上記隊列走行システムにおいて、前記自動運転制御部は、前記障害物との衝突を回避する前記先行車両に向かって自車両が走行するように操舵角を制御することが好ましい。
【0012】
上記構成によれば、後続車両においては障害物との衝突を回避する先行車両に向かって走行するように操舵角が制御されることから、先行車両が急操舵を行った直後から操舵角を変化させることができる。これにより、後続車両について障害物との衝突を回避するための操舵角の変化を小さくすることができる。
【0013】
上記隊列走行システムにおいて、前記先行車両および前記後続車両は、自車両の位置を含む位置情報を取得する位置情報取得部を有し、前記送信部は、前記位置情報取得部が取得した位置情報を前記後続車両に送信し、前記自動運転制御部は、前記受信部が受信した位置情報に基づく前記先行車両の位置を目標位置として自車両が走行するように操舵角を制御することが好ましい。上記構成によれば、障害物との衝突を回避する先行車両へと向かう後続車両をより高い精度のもとで走行させることができる。
【0014】
上記隊列走行システムは、前記先行車両において、前記操舵情報取得部は、前記先行車両の前方に位置する障害物に前記先行車両が衝突するまでに要する時間である衝突予測時間を前記操舵情報として演算し、前記送信部は、前記操舵情報取得部が演算した衝突予測時間を前記操舵情報として送信し、前記後続車両において、前記自動運転制御部は、前記衝突予測時間の変化に基づいて前記先行車両において急操舵の実行が予測される場合に前記先行車両との車間距離を大きくすることが好ましい。
【0015】
上記構成のように、先行車両において障害物との衝突を回避するために急操舵の実行が予測される場合に予め先行車両との車間距離を大きくすることにより、後続車両について障害物を回避する操舵をより緩やかなものにすることができる。
【0016】
上記隊列走行システムにおいて、前隊列走行システムは、第1車両と、前記第1車両を先行車両とする後続車両である第2車両と、前記第2車両を先行車両とする後続車両である第3車両とを有するとともに、前記第3車両が前記第1車両の操舵情報を取得可能に構成されており、前記第3車両の自動運転制御部は、前記第1車両が急操舵を実行した場合第2車両を自車両が追従するように操舵角を制御してもよい。
【0017】
上記構成によれば、第1車両が急操舵を実行した場合、第3車両は、第1車両よりも小さな操舵角の変化で障害物との衝突を回避する第2車両を追従する。これにより、第2車両のみならず第3車両についても第1車両よりも小さな操舵角の変化で障害物との衝突を回避することができる。
【0018】
上記隊列走行システムにおいて、前記隊列走行システムは、第1車両と、前記第1車両を先行車両とする後続車両である第2車両と、前記第2車両を先行車両とする後続車両である第3車両とを有するとともに、前記第3車両が前記第1車両の操舵情報を取得可能に構成されており、前記第3車両の自動運転制御部は、前記第1車両が急操舵を実行した場合に前記障害物との衝突を回避する前記先行車両に向かって自車両が走行するように操舵角を制御してもよい。
【0019】
上記構成によれば、第1車両が急操舵を実行した場合、第3車両は、その第1車両に向かって走行する。これにより、第2車両よりも小さな操舵角の変化で障害物との衝突を回避することができる。
【図面の簡単な説明】
【0020】
図1】第1実施形態において、隊列走行システムの一実施形態の概略構成を模式的に示す図。

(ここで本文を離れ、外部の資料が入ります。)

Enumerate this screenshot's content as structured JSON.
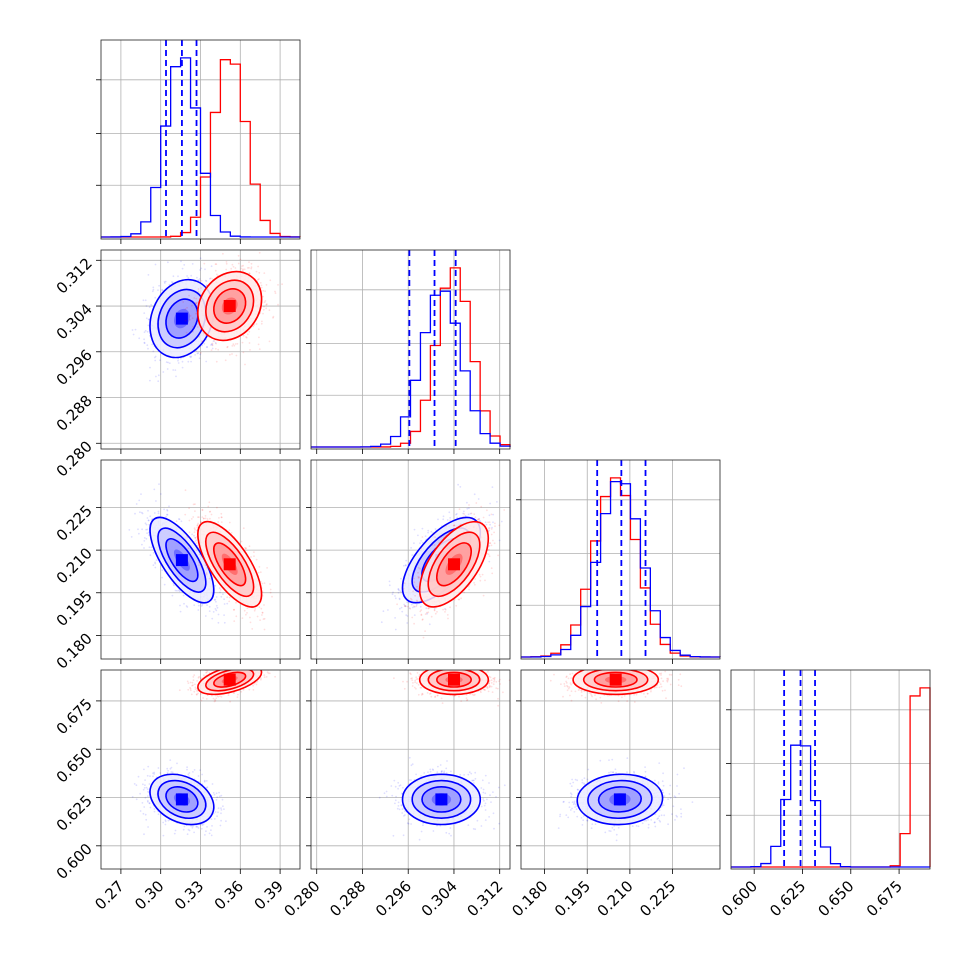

図2】第1実施形態において、各車両における車両制御装置の構成を示す機能ブロック図。
図3】第1実施形態において、周辺状況検出部の検出範囲を模式的に示す図。
図4】第1実施形態において、第1車両が急操舵を行う状況の一例を模式的に示す図。
図5】第1実施形態において、第1車両が急操舵した場合における各車両の制御態様の一例を示すタイミングチャート。
図6】第1実施形態において、障害物との衝突を回避する各車両の様子の一例を模式的に示す図。

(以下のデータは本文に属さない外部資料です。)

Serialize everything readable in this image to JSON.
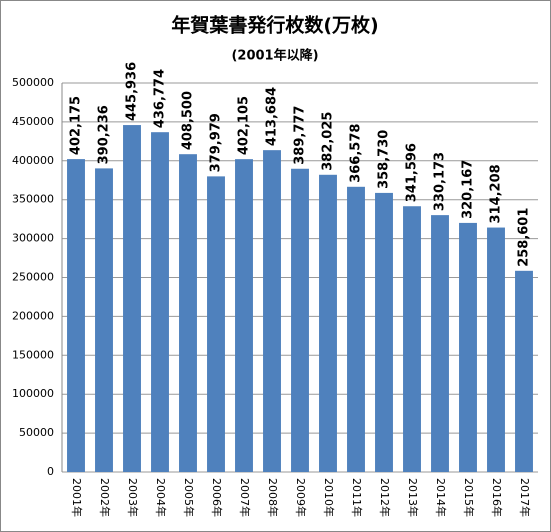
{
  "chart_data": {
    "type": "bar",
    "title": "年賀葉書発行枚数(万枚)",
    "subtitle": "(2001年以降)",
    "categories": [
      "2001年",
      "2002年",
      "2003年",
      "2004年",
      "2005年",
      "2006年",
      "2007年",
      "2008年",
      "2009年",
      "2010年",
      "2011年",
      "2012年",
      "2013年",
      "2014年",
      "2015年",
      "2016年",
      "2017年"
    ],
    "values": [
      402175,
      390236,
      445936,
      436774,
      408500,
      379979,
      402105,
      413684,
      389777,
      382025,
      366578,
      358730,
      341596,
      330173,
      320167,
      314208,
      258601
    ],
    "value_labels": [
      "402,175",
      "390,236",
      "445,936",
      "436,774",
      "408,500",
      "379,979",
      "402,105",
      "413,684",
      "389,777",
      "382,025",
      "366,578",
      "358,730",
      "341,596",
      "330,173",
      "320,167",
      "314,208",
      "258,601"
    ],
    "color": "#4f81bd",
    "ylim": [
      0,
      500000
    ],
    "yticks": [
      0,
      50000,
      100000,
      150000,
      200000,
      250000,
      300000,
      350000,
      400000,
      450000,
      500000
    ],
    "grid": true
  }
}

図7】第1実施形態において、(a)障害物との衝突を回避する第1車両の軌跡の一例を示す図、(b)障害物との衝突を回避する第2車両および第3車両の軌跡の一例を示す図。
図8】第2実施形態において、障害物との衝突を回避する各車両の様子の一例を模式的に示す図。
図9】第2実施形態において、障害物との衝突を回避する第3車両の軌跡の一例を示す図。
【発明を実施するための形態】
【0021】
(第1実施形態)
図1図7を参照して、隊列走行システムの第1実施形態について説明する。
図1に示すように、隊列走行システムは、複数の車両10の間で各車両10の車両制御装置20が相互通信することにより各車両10の車速や操舵角、位置関係などを把握し、1つ前を走行する車両10を先行車両として後続車両が先行車両の後面を追従する。この隊列走行システムでは、車速が最高速度以下の範囲で制御されるとともに車間距離Lがその時々の車速に応じた適正距離に制御される。また、この隊列走行システムでは、先行車両において障害物との衝突を緊急的に回避する急操舵が行われると、後続車両においてはその障害物との衝突を回避する衝突回避制御が開始される。この隊列走行システムにおいて、先頭の車両10は、自動運転によって走行する車両であってもよいし、ドライバーが運転する車両であってもよい。一方、先頭の車両10以外の車両10は自動運転によって先行車両を追従する車両である。図1において、中央の車両10は、先頭の車両10に対する後続車両であり、かつ、最後尾の車両10に対する先行車両である。
【0022】
図2に示すように、複数の車両10の各々は、車両の運転を制御する車両制御装置20を備えている。車両制御装置20は、各種機能部として、通信部21、GNSS(Global Navigation Satellite System)受信部22、周辺状況検出部23、走行状況検出部24、地図データベース25、走行経路設定システム26、および、運転支援部30を備えている。これらの各種機能部は、車載ネットワーク28を介して互いに電気的に接続されている。
【0023】
通信部21は、隊列を形成する車両間で相互に通信可能に構成されている。通信部21は、車載ネットワーク28に出力された自車両に関する各種情報を自車両のIDを関連付けた運転情報として他車両に送信する送信部として機能する。また、通信部21は、他車両が送信した運転情報を受信する受信部として機能するとともに、その受信した他車両の運転情報を車載ネットワーク28に出力する。運転情報の内容については後述する。
【0024】
GNSS受信部22は、図示しない3以上のGNSS衛星からのGNSS信号を受信し、その受信したGNSS信号に基づく自車両の現在地(例えば緯度および経度)を示すGNSS情報を取得する。GNSS受信部22は、そのGNSS情報を車載ネットワーク28に出力する。
【0025】
周辺状況検出部23は、レーダー部や撮像部などで構成されており、自車両の周辺状況を示す情報を検出する。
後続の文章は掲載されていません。